ARLINGTON, Iowa — From a monitor in the corner of his office, Steve Faust points to the dark spots on the security camera where the lights have been turned out in the Arlington AMPI plant.
“I look up at the security camera and I see those dark squares and it hits me every time,” Faust said. “There is nothing going on out there.”
On Nov. 1, AMPI announced it was closing its Arlington nonfat dry milk plant as well as a cheese plant in Rochester, Minnesota. At Arlington, 49 people were or will be laid off, including Faust.
He started his career with AMPI in 1979, bagging powdered milk at the co-op's Jesup plant. It was a summer job for the 17-year-old, but he continued full-time during his senior year working after school and during weekends.
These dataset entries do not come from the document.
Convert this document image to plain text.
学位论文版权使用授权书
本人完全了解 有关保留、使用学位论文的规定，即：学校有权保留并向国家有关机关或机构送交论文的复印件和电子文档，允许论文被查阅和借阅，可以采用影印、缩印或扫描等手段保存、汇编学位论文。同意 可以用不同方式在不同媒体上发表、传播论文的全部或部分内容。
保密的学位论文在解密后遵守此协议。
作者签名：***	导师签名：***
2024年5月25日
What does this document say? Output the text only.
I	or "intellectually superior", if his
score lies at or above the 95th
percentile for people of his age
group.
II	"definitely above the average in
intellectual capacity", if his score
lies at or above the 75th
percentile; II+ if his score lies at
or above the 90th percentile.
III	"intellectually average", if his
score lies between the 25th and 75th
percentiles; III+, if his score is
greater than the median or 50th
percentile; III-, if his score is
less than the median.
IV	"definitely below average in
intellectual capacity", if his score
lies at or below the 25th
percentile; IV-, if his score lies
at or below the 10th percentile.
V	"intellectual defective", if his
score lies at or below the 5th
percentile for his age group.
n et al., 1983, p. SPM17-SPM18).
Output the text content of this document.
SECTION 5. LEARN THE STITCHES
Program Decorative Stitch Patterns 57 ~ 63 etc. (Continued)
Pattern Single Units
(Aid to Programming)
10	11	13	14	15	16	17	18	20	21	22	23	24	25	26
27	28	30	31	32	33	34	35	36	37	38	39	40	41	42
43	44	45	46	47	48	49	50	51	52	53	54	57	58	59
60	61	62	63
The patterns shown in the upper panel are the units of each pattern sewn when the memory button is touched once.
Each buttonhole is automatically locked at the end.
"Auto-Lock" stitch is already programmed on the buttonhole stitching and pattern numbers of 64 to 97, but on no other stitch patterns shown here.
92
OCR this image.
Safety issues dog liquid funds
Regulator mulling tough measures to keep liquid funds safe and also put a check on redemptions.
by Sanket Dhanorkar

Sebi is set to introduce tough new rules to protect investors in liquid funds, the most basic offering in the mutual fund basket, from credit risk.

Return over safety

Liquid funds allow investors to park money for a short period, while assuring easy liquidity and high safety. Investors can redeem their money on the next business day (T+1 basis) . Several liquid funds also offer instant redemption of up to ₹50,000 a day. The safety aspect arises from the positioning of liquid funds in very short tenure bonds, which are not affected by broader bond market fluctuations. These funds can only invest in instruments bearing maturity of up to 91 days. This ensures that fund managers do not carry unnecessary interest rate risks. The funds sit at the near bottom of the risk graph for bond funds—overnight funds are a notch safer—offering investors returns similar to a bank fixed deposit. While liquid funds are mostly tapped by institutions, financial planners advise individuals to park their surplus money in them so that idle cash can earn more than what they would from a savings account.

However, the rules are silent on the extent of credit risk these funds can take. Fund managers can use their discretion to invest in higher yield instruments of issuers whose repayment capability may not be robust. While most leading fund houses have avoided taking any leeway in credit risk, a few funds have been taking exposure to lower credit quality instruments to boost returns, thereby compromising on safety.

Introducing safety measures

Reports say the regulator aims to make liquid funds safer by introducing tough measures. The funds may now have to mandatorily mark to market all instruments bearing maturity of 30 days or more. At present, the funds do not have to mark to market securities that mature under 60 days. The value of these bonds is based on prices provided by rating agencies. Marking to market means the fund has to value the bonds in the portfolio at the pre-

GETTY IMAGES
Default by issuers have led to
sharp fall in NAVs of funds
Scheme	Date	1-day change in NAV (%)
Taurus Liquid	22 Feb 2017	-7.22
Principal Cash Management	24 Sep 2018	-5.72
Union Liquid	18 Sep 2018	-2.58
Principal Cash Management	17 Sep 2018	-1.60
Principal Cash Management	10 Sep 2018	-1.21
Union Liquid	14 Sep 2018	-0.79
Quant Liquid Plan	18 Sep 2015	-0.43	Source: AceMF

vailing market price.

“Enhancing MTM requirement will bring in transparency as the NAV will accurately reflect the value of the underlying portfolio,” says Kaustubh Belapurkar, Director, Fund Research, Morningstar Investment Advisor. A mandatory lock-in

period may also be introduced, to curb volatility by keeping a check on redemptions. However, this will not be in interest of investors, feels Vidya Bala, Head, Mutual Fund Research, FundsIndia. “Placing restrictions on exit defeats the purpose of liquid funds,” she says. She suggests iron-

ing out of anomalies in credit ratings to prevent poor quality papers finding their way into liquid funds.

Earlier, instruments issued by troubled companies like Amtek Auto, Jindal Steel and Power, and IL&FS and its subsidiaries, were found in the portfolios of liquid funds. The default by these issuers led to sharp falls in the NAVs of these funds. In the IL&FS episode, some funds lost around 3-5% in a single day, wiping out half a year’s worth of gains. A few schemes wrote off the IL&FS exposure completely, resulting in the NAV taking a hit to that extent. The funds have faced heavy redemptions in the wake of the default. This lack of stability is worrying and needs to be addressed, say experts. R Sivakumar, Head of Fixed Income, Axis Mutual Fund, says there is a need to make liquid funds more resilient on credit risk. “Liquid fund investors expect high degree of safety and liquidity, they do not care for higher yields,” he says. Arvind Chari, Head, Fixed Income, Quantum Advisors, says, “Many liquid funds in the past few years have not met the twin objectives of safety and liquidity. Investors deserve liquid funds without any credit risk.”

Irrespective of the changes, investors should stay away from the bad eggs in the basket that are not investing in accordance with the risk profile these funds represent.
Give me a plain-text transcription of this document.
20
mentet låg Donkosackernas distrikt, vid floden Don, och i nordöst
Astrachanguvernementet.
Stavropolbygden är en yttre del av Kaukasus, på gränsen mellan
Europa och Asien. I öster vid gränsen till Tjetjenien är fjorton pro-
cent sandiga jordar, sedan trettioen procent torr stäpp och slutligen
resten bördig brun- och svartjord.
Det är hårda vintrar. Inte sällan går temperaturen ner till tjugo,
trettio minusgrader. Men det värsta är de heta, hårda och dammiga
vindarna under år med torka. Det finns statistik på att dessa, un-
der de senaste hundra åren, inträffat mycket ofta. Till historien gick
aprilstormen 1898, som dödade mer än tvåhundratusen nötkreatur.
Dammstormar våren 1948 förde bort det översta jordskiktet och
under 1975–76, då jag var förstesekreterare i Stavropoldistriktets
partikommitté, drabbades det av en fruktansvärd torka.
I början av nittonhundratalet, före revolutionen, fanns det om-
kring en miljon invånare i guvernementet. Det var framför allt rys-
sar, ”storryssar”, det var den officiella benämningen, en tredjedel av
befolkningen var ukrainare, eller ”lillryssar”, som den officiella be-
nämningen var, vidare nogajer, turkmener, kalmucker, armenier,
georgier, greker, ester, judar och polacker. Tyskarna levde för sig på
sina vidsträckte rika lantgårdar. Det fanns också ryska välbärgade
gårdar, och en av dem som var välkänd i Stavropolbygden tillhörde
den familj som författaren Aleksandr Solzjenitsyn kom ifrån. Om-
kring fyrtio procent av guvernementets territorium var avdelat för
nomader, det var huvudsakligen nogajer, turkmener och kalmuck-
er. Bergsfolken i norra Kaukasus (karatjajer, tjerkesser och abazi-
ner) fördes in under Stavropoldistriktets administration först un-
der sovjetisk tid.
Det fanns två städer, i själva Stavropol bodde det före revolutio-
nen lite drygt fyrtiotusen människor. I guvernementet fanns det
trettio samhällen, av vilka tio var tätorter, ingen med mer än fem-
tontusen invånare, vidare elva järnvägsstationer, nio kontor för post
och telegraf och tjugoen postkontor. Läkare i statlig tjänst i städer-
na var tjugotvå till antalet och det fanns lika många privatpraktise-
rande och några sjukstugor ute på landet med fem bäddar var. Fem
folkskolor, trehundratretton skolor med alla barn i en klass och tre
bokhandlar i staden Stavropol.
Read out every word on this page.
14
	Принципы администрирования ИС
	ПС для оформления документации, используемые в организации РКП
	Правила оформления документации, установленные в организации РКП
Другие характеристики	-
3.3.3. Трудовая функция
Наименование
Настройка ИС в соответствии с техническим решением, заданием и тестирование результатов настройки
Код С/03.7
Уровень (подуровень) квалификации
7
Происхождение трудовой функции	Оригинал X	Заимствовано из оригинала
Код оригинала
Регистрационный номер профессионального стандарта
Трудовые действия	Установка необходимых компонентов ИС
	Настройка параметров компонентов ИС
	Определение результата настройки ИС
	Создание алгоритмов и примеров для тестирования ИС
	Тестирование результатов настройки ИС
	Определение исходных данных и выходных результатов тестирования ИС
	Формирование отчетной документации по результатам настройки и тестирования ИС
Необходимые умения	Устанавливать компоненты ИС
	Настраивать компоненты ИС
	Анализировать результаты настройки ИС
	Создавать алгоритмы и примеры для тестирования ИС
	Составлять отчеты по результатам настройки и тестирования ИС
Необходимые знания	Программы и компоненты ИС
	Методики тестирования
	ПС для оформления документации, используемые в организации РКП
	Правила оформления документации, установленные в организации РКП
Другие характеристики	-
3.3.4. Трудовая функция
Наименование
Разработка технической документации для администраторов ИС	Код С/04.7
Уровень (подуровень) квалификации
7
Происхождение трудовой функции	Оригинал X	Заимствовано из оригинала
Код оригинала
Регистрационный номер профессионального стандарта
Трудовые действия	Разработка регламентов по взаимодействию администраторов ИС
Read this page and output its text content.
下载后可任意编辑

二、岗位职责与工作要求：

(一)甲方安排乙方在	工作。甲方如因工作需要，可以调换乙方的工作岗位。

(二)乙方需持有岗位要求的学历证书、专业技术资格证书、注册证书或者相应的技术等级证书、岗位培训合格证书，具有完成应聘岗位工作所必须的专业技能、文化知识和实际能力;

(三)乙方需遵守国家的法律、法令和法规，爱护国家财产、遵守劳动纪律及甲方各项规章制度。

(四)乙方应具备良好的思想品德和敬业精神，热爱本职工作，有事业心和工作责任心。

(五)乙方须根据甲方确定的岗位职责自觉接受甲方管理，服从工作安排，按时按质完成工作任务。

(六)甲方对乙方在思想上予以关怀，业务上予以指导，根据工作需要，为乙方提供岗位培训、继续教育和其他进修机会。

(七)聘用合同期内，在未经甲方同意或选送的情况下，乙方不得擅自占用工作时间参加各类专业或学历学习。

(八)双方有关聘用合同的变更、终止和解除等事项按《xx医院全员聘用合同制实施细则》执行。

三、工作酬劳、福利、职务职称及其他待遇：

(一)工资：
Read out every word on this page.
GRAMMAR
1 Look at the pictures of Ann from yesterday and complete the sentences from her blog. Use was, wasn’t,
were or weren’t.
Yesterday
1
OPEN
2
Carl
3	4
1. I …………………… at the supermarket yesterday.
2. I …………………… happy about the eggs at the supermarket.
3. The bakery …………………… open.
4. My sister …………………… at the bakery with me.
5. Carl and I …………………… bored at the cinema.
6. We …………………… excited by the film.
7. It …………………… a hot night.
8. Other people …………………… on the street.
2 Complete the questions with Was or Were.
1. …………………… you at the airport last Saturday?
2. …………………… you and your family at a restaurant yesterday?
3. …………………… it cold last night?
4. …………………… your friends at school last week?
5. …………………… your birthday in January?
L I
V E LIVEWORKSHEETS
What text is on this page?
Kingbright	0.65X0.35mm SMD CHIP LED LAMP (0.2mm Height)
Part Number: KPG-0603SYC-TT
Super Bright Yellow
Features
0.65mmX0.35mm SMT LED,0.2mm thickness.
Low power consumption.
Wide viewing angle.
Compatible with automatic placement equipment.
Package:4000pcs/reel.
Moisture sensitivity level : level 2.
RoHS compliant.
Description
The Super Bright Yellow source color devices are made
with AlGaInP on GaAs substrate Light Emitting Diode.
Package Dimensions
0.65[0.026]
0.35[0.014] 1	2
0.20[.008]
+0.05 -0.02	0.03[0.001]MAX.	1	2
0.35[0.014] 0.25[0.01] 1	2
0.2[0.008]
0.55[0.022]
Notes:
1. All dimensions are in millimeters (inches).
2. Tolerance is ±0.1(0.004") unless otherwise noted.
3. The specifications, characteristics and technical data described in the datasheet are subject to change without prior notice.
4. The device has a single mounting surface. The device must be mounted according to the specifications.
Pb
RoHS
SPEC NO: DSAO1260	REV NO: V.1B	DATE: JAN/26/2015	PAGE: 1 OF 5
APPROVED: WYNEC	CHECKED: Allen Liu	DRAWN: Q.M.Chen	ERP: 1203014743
When the Jesup plant closed in 1985, he transferred to Arlington.
He worked his way up to lead, head of the safety department, plant superintendent and division manager in 2014. That put him in charge of the plant and all the farms that delivered milk into Arlington. He had 60 employees beneath him.
“I've been blessed to have AMPI advance me through the years,” Faust said. “Even though the plant is closing, I can't look down on AMPI for what they've done for me for 40 years.”
Arlington AMPI has always been a nonfat dry milk plant, but did make butter for a time. The plant was built in 1960, five miles south of Arlington at the intersection of Highway 3 and Highway 187 by Maquoketa Valley Creamery. It became AMPI in 1971.
Production ended at Arlington on Nov. 2. Fluid milk continues to move through the plant's milk receiving facilities for transfer to other AMPI plants and for sale.
“We're trying to find ways to move AMPI milk in northeast Iowa to the other AMPI plants as efficiently as we can for the farmer,” Faust said. “We don't want to put a burden on the farmer as far as cost of transportation. We expect to have that done by March 31, but that's a fluid date.”
All field staff are staying, Faust said. Milk that came to Arlington will go to reloading facilities at Earlville and Prairie du Chien, Wisconsin.
The office staff was reduced to three the last week in December.
The unemployment rate in the area is very low, so there are job opportunities for displaced employees, Faust said.
“That is the only silver lining I can think of in the cloud of this plant closing,” Faust said. “No one likes to see a plant close, but I'm happy some of the people have found other employment.”
One of the highlights of Faust's years at the Arlington plant was in 2014 when the whole facility became Grade A.
“There are other Grade A powder plants in the country, but this was the first one in Iowa and the only one in Iowa,” Faust said. “We were a training ground for state inspectors because they never had a Grade A powder plant in Iowa. We opened up our markets in Grade A.”
Another big moment was when the plant installed a robot.
“Robots get a mixed review because people look at robots as replacing humans, but people didn't have to lift 55 pound bags anymore and that opened that job up to people who would have had a hard time lifting 55 pound bags all day,” Faust said.
Faust has a lot of pride in the employees who worked under him.
“They have done a fantastic job,” he said. “This plant closing is absolutely no reflection on the job they have done for the company.”
The dairy industry is changing and there's not enough milk in the AMPI network to keep all the AMPI plants going, and cheese has a better return than nonfat dry milk, Faust said. It's just basic economics and raw milk supply.
Faust will stay on for a few months to help work through the process of closing the plant and the transition of the sale.
At 58, he said he's too young to retire.
“I'll land on my feet somewhere, whether it's with another company owning this facility or going somewhere else,” he said.